Avoid Modelines, most of the time they are not needed any more.  The same goes for VertRefresh and HorizSync: let the video card get the information from the monitor.  DefaultDepth should almost always be 24, but also can be left to default.

In general, it works best to let xorg self-configure as much as possible, changing as little as possible with entries in xorg.conf.

Putting log files on pastebin.com makes them more convenient to read.


----------



## Ruler2112 (Oct 14, 2011)

wblock@ said:
			
		

> Avoid Modelines, most of the time they are not needed any more.  The same goes for VertRefresh and HorizSync: let the video card get the information from the monitor.  DefaultDepth should almost always be 24, but also can be left to default.
> 
> In general, it works best to let xorg self-configure as much as possible, changing as little as possible with entries in xorg.conf.
> 
> Putting log files on pastebin.com makes them more convenient to read.

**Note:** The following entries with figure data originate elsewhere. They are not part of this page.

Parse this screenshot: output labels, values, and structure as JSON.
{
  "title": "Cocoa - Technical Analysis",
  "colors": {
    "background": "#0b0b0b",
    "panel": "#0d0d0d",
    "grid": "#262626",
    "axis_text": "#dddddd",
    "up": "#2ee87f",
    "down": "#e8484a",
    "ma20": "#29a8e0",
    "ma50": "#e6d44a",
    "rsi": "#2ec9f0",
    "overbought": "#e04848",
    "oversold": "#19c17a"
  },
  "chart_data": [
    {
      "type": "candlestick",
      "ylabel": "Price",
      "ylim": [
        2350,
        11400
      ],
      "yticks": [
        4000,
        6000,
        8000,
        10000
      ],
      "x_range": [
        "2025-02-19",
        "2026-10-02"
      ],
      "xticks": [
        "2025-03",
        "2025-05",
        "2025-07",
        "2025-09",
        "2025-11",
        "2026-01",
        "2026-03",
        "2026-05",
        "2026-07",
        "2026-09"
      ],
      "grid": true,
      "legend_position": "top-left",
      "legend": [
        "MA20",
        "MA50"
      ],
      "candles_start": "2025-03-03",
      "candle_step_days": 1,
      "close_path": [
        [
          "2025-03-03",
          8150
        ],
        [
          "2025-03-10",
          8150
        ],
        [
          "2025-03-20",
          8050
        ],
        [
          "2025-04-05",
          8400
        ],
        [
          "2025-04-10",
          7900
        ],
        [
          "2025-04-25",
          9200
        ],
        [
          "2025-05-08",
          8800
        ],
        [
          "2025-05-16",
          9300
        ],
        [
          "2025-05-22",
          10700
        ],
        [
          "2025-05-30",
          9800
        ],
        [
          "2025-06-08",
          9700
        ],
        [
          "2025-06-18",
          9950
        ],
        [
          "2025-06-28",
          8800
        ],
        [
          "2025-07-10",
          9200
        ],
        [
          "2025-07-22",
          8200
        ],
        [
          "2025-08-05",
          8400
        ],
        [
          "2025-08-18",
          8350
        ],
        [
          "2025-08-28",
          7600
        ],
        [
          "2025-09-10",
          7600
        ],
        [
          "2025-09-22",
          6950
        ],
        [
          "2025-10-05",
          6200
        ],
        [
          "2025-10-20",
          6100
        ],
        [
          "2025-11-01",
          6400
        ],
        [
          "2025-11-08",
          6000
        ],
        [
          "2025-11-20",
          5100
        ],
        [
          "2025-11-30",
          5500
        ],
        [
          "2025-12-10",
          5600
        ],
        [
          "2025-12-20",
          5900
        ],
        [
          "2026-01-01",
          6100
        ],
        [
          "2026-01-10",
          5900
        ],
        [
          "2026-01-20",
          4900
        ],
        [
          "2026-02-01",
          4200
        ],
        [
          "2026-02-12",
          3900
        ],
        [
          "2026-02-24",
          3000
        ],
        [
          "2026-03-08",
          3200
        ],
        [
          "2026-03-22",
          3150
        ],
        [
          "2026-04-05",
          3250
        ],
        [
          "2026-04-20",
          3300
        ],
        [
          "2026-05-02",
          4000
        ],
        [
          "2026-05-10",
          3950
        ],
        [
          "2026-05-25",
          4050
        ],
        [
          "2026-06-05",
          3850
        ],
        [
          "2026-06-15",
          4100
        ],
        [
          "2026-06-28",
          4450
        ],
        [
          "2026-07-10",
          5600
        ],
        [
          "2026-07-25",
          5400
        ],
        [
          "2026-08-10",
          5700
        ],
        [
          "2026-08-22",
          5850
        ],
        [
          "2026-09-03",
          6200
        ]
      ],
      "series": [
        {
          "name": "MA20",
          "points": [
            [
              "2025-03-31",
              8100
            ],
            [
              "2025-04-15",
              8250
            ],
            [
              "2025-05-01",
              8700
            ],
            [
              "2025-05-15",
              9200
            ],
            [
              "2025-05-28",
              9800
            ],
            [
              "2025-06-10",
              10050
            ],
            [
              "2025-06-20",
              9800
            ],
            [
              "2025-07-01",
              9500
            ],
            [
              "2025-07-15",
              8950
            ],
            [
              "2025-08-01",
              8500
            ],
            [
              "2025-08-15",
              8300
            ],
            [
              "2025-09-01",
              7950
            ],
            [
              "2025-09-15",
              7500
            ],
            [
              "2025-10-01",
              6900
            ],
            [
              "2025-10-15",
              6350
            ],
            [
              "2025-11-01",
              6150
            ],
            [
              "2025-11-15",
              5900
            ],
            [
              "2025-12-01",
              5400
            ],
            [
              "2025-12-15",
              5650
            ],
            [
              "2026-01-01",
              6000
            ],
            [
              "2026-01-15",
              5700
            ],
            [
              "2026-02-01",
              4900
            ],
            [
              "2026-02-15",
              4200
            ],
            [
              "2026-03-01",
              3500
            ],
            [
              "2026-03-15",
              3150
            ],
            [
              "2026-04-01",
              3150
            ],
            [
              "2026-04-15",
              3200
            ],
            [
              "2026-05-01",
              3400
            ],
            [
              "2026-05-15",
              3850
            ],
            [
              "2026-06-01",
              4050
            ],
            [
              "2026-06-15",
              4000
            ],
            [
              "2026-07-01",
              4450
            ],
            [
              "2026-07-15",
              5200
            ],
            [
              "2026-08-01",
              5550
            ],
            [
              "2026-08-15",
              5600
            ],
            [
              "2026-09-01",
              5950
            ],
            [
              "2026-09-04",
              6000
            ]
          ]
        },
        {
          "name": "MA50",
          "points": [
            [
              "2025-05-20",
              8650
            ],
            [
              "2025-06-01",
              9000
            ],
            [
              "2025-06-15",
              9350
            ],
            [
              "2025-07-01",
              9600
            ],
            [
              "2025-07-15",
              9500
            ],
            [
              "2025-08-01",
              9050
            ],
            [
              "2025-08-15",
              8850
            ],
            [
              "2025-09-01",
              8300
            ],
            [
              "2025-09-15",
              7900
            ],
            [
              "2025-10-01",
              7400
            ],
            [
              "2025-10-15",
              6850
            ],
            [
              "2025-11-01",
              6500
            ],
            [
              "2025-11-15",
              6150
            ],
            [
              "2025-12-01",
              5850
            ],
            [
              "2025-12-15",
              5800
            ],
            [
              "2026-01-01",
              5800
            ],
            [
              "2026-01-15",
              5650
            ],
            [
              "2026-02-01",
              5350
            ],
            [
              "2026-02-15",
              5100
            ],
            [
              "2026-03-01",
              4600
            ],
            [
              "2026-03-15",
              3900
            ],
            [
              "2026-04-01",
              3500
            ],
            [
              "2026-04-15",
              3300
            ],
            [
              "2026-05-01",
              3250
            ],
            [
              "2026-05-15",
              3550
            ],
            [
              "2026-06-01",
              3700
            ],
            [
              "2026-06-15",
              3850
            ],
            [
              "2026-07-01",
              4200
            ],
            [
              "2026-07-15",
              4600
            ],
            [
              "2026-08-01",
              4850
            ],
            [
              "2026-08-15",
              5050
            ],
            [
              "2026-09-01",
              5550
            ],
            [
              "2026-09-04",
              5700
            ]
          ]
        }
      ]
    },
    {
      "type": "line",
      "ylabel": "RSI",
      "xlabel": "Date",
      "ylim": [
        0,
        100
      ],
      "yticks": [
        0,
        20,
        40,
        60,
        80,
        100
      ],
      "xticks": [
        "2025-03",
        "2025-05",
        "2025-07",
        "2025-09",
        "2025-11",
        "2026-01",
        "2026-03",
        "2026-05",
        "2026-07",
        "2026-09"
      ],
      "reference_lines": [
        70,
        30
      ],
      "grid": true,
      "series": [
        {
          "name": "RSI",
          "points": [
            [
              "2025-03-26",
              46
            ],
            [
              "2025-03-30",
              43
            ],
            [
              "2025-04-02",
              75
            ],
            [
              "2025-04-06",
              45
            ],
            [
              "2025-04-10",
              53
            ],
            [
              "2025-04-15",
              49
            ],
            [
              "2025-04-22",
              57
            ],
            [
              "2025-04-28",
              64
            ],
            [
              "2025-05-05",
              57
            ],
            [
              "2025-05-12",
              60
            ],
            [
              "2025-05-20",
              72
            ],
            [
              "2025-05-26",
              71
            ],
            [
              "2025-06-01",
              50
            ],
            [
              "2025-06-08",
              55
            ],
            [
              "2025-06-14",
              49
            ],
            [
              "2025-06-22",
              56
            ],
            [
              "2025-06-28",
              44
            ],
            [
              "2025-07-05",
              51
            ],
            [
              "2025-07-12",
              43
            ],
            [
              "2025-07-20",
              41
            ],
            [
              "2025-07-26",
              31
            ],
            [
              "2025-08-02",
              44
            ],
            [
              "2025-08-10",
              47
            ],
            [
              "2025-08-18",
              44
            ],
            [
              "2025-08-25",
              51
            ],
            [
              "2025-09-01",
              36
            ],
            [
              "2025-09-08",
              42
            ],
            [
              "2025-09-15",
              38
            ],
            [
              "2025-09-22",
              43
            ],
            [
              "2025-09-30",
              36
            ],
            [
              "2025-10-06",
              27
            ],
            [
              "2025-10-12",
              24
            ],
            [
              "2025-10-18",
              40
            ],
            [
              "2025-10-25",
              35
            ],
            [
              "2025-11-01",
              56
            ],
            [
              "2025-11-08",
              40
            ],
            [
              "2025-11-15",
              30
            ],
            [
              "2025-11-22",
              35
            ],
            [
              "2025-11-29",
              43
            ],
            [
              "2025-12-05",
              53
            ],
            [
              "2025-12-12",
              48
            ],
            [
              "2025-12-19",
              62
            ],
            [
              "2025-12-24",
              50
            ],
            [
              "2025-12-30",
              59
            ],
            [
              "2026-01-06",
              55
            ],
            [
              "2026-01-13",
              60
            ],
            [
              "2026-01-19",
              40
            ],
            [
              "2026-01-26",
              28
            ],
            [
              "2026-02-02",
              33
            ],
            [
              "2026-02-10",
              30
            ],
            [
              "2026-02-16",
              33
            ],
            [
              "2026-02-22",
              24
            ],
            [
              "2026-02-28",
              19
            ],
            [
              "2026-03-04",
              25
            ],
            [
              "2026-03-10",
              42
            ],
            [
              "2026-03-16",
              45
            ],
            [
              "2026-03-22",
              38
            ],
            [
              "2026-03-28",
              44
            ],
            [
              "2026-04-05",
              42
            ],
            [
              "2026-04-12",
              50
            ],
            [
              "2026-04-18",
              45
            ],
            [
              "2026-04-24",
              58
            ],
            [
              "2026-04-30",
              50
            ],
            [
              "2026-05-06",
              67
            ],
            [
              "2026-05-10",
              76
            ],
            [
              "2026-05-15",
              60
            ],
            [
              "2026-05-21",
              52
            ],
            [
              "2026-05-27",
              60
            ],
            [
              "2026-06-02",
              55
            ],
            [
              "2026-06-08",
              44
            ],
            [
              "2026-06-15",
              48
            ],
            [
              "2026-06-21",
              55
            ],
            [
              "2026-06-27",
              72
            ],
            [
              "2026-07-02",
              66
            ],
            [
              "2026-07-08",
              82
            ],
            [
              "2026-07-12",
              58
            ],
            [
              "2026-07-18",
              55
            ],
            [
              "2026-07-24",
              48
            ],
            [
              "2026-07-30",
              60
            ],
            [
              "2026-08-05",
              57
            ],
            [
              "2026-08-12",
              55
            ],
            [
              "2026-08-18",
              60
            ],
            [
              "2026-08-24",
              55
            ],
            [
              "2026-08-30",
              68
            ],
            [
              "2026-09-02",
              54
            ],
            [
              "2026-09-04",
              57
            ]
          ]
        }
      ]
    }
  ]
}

I tried letting it autoconfigure and used the xorg.conf file it generated.  When that didn't work, I started adding stuff (like the modelines) from my working slackware xorg.conf.  (Even tried using the whole xorg.conf file from my slackware box, but the versions must be too different because it complains about syntax errors.)  Doesn't seem to matter what I do - all I get is 'no signal' when I try to start X.


Thanks for the link to pastebin too.  I've not heard of it before, but it's a cool concept and very slick.    I've put my full unbroken log on there.


----------



## wblock@ (Oct 14, 2011)

Use the proprietary driver (x11/nvidia-driver*) instead of nv.


----------



## Ruler2112 (Oct 14, 2011)

That did it!  Thank you for your time & help wblock.


----------